Deux idiotes habillées de blanc, courant dans les rues d’Édimbourg, main dans la main, le sourire aux lèvres. On était sorties, on était libres. Et on allait faire ce qui aurait du être fait bien longtemps avant : aller vivre chez notre mère.
Le quotidien était tranquille, mais difficile. Maman n'avait pas d'argent, et l'on dormait toutes les trois dans le même lit. Sauf quand maman invitait un copain à la maison. Dans ce cas, on dormait sur le canapé avec Zelda. Mais on n'avait plus peur.
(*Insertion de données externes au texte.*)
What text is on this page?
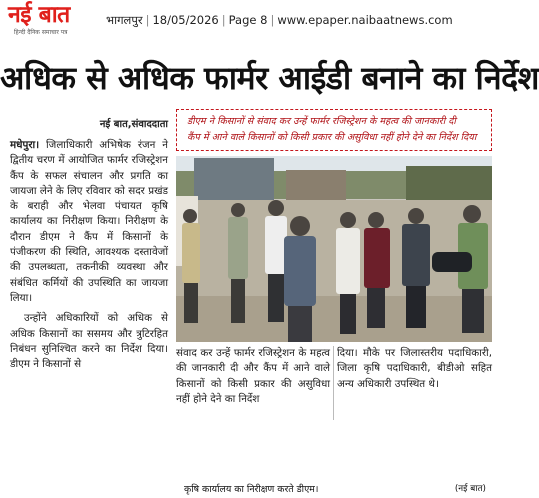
नई बात
हिन्दी दैनिक समाचार पत्र
भागलपुर | 18/05/2026 | Page 8 | www.epaper.naibaatnews.com
अधिक से अधिक फार्मर आईडी बनाने का निर्देश
नई बात,संवाददाता डीएम ने किसानों से संवाद कर उन्हें फार्मर रजिस्ट्रेशन के महत्व की जानकारी दी

कैंप में आने वाले किसानों को किसी प्रकार की असुविधा नहीं होने देने का निर्देश दिया

मधेपुरा। जिलाधिकारी अभिषेक रंजन ने द्वितीय चरण में आयोजित फार्मर रजिस्ट्रेशन कैंप के सफल संचालन और प्रगति का जायजा लेने के लिए रविवार को सदर प्रखंड के बराही और भेलवा पंचायत कृषि कार्यालय का निरीक्षण किया। निरीक्षण के दौरान डीएम ने कैंप में किसानों के पंजीकरण की स्थिति, आवश्यक दस्तावेजों की उपलब्धता, तकनीकी व्यवस्था और संबंधित कर्मियों की उपस्थिति का जायजा लिया।

उन्होंने अधिकारियों को अधिक से अधिक किसानों का ससमय और त्रुटिरहित निबंधन सुनिश्चित करने का निर्देश दिया। डीएम ने किसानों से

कृषि कार्यालय का निरीक्षण करते डीएम।	(नई बात)

संवाद कर उन्हें फार्मर रजिस्ट्रेशन के महत्व की जानकारी दी और कैंप में आने वाले किसानों को किसी प्रकार की असुविधा नहीं होने देने का निर्देश

दिया। मौके पर जिलास्तरीय पदाधिकारी, जिला कृषि पदाधिकारी, बीडीओ सहित अन्य अधिकारी उपस्थित थे।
Quelques années plus tard, dès que la loi nous y autorisa, on commença à travailler. De petits boulots en petits boulots, on accumulait quelques économies. On voulait partir. J'aimais maman, elle était douce et gentille. Mais elle aimait un peu trop l'argent que l'on ramenait. Et moi, je voulais partir loin. Partir en Amérique.
On était des acharnées, vraiment. Nos notes au lycée n'avaient jamais été aussi bonnes ; et l'on se tuait à la tâche pour subvenir à nos besoins. Toutes les deux, on finit par recevoir une bourse au mérite pour aller étudier à Harvard. Le choix était tout fait... Non, la question ne se posait même pas. Dès que possible, on plia bagages, et Zelda et moi filâmes aux Etats-Unis pour nos études, et peut-être pour la vie. On trouva de nouveaux boulots, on emménagea ensemble. Le passé était loin, très loin.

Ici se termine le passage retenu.